In order to understand the conformational behavior of IDPs and their biological interaction networks, the detection of residual structure and long-range interactions is required. The large number of degrees of conformational freedom of IDPs require extensive sets of experimental data. Here, we provide a straightforward approach for the detection of residual structure and long-range interactions in IDPs and show that sPRE data contribute important and easily-accessible restraints for the investigation of IDPs. Our data indicate that for the general case of an unfolded chain with a local flexibility described by the overwhelming majority of available combinations, sPREs can be accurately predicted through our approach. It can be envisaged that a database of all potential combinations of the 20 amino acids within the central 5-mer peptide can be generated in the future. Nevertheless, generation of sPRE datasets for the entire 3.2 million possible combinations is beyond the current computing capabilities.

Our approach promises to be a straightforward screening tool to exclude potential specific interactions of the soluble paramagnetic agent with IDPs and to guide positioning of covalent paramagnetic spin labels which are often used to detect long-range interactions within IDPs (Gobl et al. 2014; Clore and Iwahara 2009; Otting 2010; Jensen et al. 2014). Paramagnetic spin labels are preferable placed close to, but not within regions involved in transient interactions in order to avoid potential interference of the spin label with weak and dynamic interactions.
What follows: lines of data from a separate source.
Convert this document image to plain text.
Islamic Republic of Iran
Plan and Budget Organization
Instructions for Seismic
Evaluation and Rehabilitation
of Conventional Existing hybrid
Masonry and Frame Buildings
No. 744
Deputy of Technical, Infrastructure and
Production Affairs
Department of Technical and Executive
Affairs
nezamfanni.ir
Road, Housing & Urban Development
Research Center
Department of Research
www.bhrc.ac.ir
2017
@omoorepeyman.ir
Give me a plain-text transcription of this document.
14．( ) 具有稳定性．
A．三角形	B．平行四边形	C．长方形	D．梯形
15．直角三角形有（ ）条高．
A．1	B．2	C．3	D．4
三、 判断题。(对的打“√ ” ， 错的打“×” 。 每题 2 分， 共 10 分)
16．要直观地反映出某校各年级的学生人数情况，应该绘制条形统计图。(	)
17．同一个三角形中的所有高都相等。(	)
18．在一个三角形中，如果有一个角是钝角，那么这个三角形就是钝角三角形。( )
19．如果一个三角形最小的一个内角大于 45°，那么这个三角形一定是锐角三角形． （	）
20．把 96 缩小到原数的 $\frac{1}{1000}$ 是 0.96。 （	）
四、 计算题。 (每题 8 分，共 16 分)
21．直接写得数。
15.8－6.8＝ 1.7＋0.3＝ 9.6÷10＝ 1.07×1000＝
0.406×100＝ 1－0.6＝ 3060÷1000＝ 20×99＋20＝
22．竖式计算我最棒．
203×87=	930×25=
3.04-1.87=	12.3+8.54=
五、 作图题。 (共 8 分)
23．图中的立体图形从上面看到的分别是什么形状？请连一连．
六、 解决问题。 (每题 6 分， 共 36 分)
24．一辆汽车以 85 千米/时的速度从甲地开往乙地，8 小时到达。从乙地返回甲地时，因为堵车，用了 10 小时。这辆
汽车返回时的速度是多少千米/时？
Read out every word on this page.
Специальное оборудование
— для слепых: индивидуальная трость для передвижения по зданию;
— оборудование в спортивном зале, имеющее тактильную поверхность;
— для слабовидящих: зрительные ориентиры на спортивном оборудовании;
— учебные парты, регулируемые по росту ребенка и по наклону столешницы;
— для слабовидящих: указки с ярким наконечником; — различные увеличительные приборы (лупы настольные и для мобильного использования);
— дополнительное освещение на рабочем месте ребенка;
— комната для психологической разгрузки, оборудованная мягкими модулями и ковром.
In summary, we used three highly disease-relevant biological model systems for determining the solvent accessibility information provided by sPREs. This information can be easily determined experimentally and agrees well with the sPREs predicted for non-exchangeable protons using our grid-based approach. Our method proves to be highly sensitive to low populations of residual structure and long-range contacts in disordered proteins. This approach can be easily combined with ensemble-based calculations such as implemented in flexible-meccano/ASTEROIDS (Mukrasch et al. 2007; Nodet et al. 2009), Xplor-NIH (Kooshapur et al. 2018), or other programs (Estana et al. 2019) to interpret residual structure of IDPs quantitatively and in combination with complementary restraints obtained from RDCs and PREs. In particular for IDP ensemble calculations relying on sPRE data it is essential to exclude specific interactions of the paramagnetic agent with the IDP of interest which would lead to an enhanced experimental sPRE compared to the predicted sPRE.